The U.S. Department of Education sent letters Monday to eight universities entangled in the massive college admissions bribery scandal that each will face a “preliminary investigation.”
Presidents at the University of Southern California, the University of California at Los Angeles, Stanford University, the University of San Diego, Yale University, Wake Forest University, Georgetown University and the University of Texas at Austin received the letters, Politico reported.
The scam allegedly involved cheating on the SAT and ACT college entry exams and bribing college athletic coaches.

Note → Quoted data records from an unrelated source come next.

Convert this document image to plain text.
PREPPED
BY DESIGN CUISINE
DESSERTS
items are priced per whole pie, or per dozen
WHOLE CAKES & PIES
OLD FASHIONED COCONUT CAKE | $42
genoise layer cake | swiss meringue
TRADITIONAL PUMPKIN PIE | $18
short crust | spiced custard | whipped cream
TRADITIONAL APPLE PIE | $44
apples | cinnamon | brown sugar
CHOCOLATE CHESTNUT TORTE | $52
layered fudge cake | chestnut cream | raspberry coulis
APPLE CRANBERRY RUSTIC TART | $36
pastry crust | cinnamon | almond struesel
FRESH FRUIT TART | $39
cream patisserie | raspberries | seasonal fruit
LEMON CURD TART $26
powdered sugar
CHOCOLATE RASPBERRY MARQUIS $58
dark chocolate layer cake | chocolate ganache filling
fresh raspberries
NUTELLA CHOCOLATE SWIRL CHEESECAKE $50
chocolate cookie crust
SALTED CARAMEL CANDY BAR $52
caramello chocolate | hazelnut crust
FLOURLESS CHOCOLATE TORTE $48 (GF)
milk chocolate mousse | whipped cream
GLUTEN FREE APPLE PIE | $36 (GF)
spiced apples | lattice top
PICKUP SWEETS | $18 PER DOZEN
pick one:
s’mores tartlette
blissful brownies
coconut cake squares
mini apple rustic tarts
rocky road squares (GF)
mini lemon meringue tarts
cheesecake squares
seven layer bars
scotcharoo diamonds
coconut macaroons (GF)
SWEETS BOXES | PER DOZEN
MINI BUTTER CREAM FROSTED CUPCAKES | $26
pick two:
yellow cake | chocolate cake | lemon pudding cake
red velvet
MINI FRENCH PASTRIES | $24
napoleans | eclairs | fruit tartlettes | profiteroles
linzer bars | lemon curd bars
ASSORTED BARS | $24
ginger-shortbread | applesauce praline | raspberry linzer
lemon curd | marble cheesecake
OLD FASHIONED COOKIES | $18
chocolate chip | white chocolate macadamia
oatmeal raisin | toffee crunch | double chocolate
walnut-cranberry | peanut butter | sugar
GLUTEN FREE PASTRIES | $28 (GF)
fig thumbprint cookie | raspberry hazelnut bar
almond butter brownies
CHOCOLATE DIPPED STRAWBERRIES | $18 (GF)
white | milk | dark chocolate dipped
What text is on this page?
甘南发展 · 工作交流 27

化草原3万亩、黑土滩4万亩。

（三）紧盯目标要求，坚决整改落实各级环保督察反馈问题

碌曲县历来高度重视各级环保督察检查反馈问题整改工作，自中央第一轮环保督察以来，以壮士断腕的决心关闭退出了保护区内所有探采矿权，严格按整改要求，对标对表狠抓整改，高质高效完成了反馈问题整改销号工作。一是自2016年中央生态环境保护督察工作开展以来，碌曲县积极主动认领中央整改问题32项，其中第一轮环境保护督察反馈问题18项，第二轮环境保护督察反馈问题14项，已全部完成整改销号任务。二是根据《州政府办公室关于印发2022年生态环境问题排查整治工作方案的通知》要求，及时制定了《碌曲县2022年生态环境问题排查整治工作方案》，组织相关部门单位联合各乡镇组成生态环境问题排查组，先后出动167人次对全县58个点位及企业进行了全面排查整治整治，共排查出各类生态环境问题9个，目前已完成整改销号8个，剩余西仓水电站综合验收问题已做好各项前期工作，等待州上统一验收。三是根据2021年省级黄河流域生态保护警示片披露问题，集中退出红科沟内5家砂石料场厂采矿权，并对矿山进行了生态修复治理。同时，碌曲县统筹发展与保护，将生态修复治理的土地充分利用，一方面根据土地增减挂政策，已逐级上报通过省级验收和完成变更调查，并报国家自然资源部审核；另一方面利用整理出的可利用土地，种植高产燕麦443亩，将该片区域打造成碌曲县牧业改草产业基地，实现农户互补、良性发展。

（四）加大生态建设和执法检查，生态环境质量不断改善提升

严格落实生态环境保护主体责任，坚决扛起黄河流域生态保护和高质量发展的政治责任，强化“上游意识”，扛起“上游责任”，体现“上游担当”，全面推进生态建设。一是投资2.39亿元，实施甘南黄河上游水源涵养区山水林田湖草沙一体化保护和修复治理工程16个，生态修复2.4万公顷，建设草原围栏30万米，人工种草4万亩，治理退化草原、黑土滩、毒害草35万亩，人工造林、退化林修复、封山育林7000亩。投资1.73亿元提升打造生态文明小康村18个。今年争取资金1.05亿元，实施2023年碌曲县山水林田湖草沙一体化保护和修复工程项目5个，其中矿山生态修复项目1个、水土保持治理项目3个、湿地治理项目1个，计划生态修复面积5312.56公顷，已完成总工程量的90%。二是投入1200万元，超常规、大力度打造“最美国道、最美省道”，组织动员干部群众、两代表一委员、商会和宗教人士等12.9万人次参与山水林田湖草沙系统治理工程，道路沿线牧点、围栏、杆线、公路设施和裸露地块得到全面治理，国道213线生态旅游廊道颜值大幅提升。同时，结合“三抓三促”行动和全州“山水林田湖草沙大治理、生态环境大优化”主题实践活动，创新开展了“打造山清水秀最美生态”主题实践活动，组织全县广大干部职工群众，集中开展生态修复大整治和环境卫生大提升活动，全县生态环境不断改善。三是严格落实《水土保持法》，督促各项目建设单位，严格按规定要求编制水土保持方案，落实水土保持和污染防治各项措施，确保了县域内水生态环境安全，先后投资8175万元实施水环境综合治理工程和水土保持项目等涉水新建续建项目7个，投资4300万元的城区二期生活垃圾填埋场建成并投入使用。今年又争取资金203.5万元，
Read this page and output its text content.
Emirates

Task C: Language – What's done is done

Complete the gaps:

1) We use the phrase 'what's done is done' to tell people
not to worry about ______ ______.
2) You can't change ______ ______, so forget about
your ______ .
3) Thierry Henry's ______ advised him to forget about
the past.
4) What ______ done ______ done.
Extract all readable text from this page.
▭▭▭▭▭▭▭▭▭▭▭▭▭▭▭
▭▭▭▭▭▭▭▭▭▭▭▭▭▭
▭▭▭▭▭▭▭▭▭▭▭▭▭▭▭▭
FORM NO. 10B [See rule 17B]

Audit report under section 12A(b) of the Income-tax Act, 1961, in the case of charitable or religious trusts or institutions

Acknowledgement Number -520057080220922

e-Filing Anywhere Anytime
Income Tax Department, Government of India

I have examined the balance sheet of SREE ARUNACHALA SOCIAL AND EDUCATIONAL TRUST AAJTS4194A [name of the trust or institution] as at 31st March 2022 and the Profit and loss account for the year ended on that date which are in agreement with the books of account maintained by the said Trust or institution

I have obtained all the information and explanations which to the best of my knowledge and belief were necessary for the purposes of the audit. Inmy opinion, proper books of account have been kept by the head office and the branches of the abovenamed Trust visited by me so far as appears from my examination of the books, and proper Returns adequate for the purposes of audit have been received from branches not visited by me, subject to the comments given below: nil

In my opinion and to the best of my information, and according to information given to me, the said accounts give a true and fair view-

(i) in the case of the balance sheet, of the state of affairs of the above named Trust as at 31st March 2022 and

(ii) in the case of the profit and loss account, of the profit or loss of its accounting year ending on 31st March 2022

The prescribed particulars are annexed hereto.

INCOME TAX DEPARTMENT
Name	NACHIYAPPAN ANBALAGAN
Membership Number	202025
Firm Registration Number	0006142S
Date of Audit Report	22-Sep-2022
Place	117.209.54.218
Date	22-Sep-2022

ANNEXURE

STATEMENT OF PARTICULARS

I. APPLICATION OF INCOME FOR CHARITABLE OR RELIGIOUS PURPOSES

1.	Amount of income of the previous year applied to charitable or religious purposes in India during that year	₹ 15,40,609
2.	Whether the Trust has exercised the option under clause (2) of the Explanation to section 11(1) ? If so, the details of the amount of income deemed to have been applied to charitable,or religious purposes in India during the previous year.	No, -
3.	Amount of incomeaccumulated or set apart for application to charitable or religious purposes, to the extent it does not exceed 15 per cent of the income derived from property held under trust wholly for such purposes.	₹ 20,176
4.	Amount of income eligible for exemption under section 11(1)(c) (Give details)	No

Authorities charged at least 50 people, including “Full House” star Lori Loughlin and “Desperate Housewives” actress Felicity Huffman.
The Education Department is examining whether the institutions violated rules “governing the Federal student financial aid programs” or other laws, according to Politico. Punishment could include stopping an institution from receiving federal student loans and Pell Grants, a form of financial aid for low-income students.
“The allegations made and evidence cited by the Department of Justice raise questions about whether your institution is fully meeting its obligations,” an Education Department official wrote, Politico reported. (RELATED: Yale Rescinds Admission Of One Student Allegedly Linked To College Bribery Scandal)
The scandal was first revealed on March 12. Federal officials accused William Rick Singer of cheating the college entrance exam system to help parents get their children into elite schools. Singer allegedly ran and used his purported charity Key Worldwide Foundation (KWF) in California to facilitate the bribes.
“Every student deserves to be considered on their individual merits when applying to college, and it’s disgraceful to see anyone breaking the law to give their children an advantage over others,” Education Secretary Betsy DeVos said on March 13, according to The Washington Post.
Twelve defendants allegedly involved in the scandal appeared in a Boston federal court Monday, USA Today reported. All defendants, including six former college athletic coaches and two test administrators, pleaded not guilty.